Max Menetti, per chi non lo sapesse, ha completato in gioventù il percorso scolastico conseguendo il diploma di maturità in un istituto alberghiero. Amante della buona tavola - ottima dote, questa - e buon conoscitore non solo di pallacanestro, sa bene che il segreto di una ricetta riuscita è l'amalgama (ahia...) tra ingredienti e sapori, riuscendo a trovare il giusto equilibrio e le dosi corrette. In caso contrario, un piatto potenzialmente eccellente può risultare passabile, appena mangiabile, mediocre insomma. O addirittura pessimo. E' questione semplice e complessa al tempo stesso. E come tutti gli chef sanno, una ricetta affonda le proprie radici nella spesa alimentare precedentemente effettuata.

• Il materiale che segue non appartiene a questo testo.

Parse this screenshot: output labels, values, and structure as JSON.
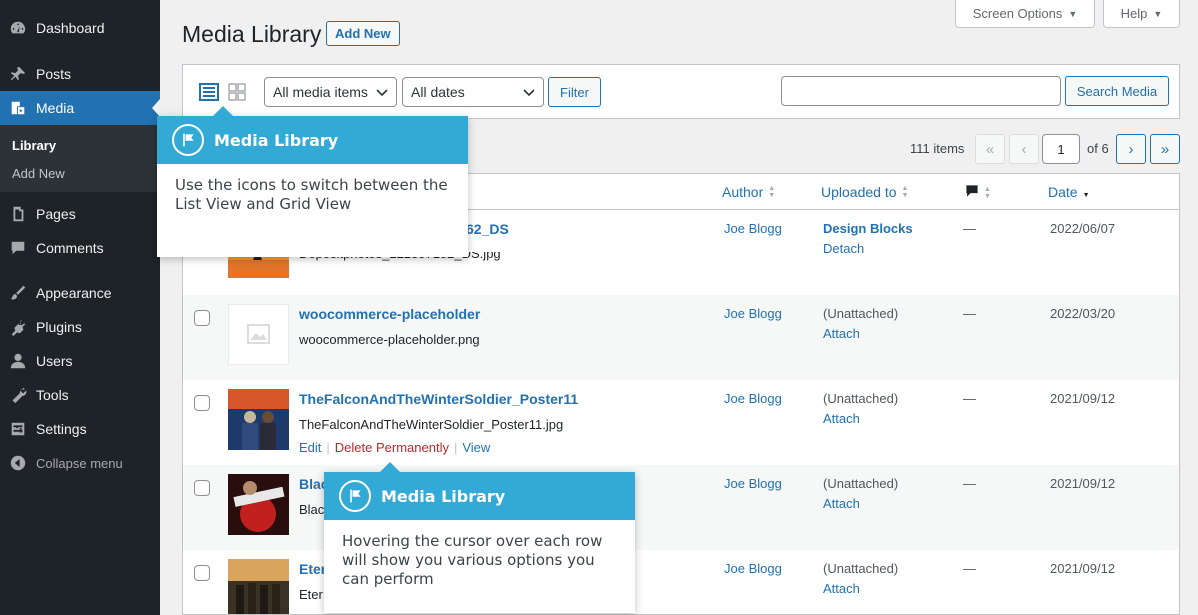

Ora, che la dispensa di Treviso Basket non sia ricca come l'anno scorso credo sia palese. Che la società abbia dato un profondo giro di vite alla capacità di spesa per gli approvvigionamenti della cucina è il segreto di Pulcinella. Che quasi tutti - sottolineo il quasi - gli ingredienti siano stati presi o confermati al ribasso, è risaputo. Ma se il segreto di un grande chef poggia sul saper esaltare anche i sapori più poveri o sottovalutati, ci sono alcuni azzardi che non sono accettabili. Neppure di fronte a ristrettezze economiche.
Perché diciamocelo chiaramente, sempre restando in ambito di metafore culinarie: se ho a disposizione una Toma Piemontese magari non pregiatissima ma già testata in due ricette di successo, non la baratto con una insipida e sconosciuta Alfredo Sauce che nasconde al suo interno chissà quali mediocrità. Soprattutto se il costo è praticamente il medesimo. E se ho bisogno di un puntello di sapori e sostanza, non lo cerco alle pendici del Montello dove al massimo trovo della casatella che può giusto pulire la bocca dopo un pasto, ma esploro ogni possibilità offerta dal mercato alimentare. Insomma, anche se i soldi sono quelli e se non c'è tutta l'abbondanza del passato, occorre capire come, dove e quando azzardare. Altrimenti, per citare quel volpone di Joe Bastianich, avremo solo dei piatti "diludenti".
Attualmente il carrello della spesa di TVB presenta una cinquina di prodotti abbastanza buoni, tra elementi freschi e molto malleabili ed altri al massimo della stagionatura. Le alternative però sono poche e carenti sotto diversi punti di vista. E francamente, la Alfredo Sauce è proponibile forse nelle tavole calde e nelle mense aziendali in cui si devono riempire gli stomaci senza badare alla qualità ma solo rispettando dettami di quantità. "La cucina è un'altra storia" (B. Barbieri).
E' chiaro che in questo momento chiunque vorrebbe essere al posto di chi possiede cucine di alto design o di chi può contare su un robusto caffè a fine pasto: gli chef con queste doti attualmente in Italia sono soltanto due e, per loro somma fortuna, non devono barcamenarsi tra bilanci da far quadrare e diktat dalla proprietà o dalla gestione del ristorante quanto a spese. Confrontare le possibilità di chi ha una dispensa ridotta con chi invece può scegliere di volta in volta la marca di champagne per pasteggiare è privo di logica ed irrispettoso per entrambe le parti. Ma se si vuol sognare, se si chiede di andare oltre i confini dell'ordinarietà nel gusto, la scelta oculata degli ingredienti base è fondamentale.
P.S.: anni fa un cestista americano di indubbio talento ma assolutamente privo di un qualsiasi rudimento di cucina lamentò l'assenza in Italia di un noto condimento americano per pastasciutta, gabellato come "prodotto tipico". De gustibus non est desputandum... ma qualcosa mi dice che se mai avesse pronunciato quelle parole in una qualsiasi edizione di "Caseus Veneti", il buon Chris Douglas-Roberts sarebbe stato sottoposto a tortura medievale. Magari tramite cottura per immersione a fuoco lento nella sua adorata Alfredo Sauce.